Personally, I am not a fan, but I will say, they annoy the right people.
I wonder what would be said by any radio host if someone referred to pro football and pro basketball players as, "a bunch of black boys who don't have the skills to drive race cars?"
I'm not a huge fan so I think I can help you out here. I'm astounded by the amazing skill they have to drive a projectile among a pack of other projectiles at speeds that would fill your drawers twice over. It's that simple for me.
The broadcast technology and some smart production teams have combined to give you sights and sounds that take a race from a bunch of multi-colored product logos going round and round to one where you almost feel like you're in the car. This is not the old Chris Economaki in the pits throwing it back to Chris Schenkel days. [Taking nothing away from either man.]
The in-cockpit views allow you to better understand what the pack going around is really like because you see the [non] distances between the cars. The wall-mounted boom allows you to hear the awesome power of the pack because it picks up the multiple whips as they fly by. When you put them together, and your brain does a fine job of it, you find yourself saying, "Holy ___! I can't park my car that close to someone on a good day.

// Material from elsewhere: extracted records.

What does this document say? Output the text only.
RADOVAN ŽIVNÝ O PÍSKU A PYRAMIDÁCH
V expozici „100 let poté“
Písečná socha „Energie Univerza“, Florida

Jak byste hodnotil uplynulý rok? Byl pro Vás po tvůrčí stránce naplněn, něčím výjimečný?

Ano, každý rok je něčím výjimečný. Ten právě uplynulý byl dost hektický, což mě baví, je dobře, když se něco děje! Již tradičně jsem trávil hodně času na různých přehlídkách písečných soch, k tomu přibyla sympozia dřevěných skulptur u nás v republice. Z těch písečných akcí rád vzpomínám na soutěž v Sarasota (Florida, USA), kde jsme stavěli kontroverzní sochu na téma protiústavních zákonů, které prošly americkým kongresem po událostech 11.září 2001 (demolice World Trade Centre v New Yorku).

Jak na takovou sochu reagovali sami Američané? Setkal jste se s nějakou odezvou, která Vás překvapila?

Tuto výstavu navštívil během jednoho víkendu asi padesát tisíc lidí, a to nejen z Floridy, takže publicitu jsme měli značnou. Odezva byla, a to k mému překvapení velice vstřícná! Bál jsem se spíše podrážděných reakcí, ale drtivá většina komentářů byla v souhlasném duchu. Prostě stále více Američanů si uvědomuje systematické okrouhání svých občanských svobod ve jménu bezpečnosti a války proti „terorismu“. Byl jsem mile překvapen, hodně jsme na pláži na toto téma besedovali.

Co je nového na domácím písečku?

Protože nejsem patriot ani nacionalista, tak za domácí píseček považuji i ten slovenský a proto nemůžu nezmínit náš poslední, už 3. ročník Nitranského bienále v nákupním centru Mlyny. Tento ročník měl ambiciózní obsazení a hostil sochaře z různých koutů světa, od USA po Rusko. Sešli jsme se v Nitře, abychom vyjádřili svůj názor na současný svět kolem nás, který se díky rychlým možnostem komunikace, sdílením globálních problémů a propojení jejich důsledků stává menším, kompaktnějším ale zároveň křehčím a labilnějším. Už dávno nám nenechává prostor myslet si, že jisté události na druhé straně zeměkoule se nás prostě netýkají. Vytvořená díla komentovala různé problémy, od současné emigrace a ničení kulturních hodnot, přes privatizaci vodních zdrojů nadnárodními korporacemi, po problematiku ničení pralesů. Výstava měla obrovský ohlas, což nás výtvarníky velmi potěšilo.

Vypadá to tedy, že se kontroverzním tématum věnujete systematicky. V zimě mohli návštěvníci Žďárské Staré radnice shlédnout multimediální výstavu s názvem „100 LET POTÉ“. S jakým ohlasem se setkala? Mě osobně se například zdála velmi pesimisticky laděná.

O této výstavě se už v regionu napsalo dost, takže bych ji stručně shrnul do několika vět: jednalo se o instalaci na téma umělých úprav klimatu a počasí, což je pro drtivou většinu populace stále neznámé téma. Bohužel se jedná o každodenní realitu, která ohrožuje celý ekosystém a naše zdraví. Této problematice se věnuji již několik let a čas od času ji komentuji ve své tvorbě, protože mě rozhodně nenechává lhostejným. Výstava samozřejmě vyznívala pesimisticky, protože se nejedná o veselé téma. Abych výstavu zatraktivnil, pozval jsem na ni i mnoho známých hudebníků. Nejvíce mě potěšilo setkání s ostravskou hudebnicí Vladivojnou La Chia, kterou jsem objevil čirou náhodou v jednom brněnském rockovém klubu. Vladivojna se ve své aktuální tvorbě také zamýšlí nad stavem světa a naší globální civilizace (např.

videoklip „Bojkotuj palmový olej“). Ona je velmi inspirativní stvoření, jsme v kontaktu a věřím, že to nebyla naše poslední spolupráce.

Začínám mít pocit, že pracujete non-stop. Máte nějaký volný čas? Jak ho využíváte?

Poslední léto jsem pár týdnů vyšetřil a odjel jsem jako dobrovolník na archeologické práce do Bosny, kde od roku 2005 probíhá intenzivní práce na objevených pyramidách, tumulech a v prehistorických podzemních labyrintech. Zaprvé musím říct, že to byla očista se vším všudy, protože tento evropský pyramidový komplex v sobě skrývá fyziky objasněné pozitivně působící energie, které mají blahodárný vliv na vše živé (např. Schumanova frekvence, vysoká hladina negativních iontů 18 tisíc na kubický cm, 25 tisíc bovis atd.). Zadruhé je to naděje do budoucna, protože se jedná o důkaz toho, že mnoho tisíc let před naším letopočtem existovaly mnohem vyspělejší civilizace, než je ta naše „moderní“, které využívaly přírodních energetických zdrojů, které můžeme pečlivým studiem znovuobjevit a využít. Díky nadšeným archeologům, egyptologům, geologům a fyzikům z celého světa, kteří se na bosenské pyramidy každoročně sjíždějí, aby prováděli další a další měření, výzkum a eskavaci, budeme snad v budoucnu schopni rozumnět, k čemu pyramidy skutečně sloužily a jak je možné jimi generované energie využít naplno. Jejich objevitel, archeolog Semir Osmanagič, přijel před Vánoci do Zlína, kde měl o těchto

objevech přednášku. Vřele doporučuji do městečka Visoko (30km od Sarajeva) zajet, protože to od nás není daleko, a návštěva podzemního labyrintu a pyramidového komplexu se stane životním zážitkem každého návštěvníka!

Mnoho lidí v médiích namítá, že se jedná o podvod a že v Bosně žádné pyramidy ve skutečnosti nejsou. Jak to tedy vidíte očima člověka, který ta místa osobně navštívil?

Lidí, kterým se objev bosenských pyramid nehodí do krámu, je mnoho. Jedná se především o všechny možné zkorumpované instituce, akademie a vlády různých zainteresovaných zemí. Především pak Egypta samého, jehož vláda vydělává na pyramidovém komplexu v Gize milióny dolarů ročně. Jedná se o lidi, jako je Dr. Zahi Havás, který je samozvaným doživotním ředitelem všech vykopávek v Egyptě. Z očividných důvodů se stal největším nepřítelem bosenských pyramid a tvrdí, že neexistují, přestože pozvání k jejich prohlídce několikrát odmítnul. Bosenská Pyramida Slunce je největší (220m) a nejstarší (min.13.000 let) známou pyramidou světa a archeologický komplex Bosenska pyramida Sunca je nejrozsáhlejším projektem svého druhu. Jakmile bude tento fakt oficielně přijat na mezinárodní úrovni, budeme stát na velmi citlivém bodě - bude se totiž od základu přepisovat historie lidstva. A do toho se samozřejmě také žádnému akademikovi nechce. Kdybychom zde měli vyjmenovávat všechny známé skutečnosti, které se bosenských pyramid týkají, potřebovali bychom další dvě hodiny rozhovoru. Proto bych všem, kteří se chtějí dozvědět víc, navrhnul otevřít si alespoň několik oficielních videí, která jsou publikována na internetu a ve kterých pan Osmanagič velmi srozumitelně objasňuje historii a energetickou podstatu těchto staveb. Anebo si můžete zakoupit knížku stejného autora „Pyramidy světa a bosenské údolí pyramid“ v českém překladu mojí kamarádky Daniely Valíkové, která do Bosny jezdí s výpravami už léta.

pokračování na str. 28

How can they be that close on all sides going 200 mph?"
So check out the next race for those features and see if you don't come away with a better understanding of the allure. Like I said, I'm not a big race fan, but I sure appreciate how and what they do.
And I don't understand the allure of many other things. When your dad was a motorhead all his life and you spend your youth at small dirt tracks in New York, the grease gets under your fingernails. Each to his own.
It's just like anything else, another good reason to drink beer.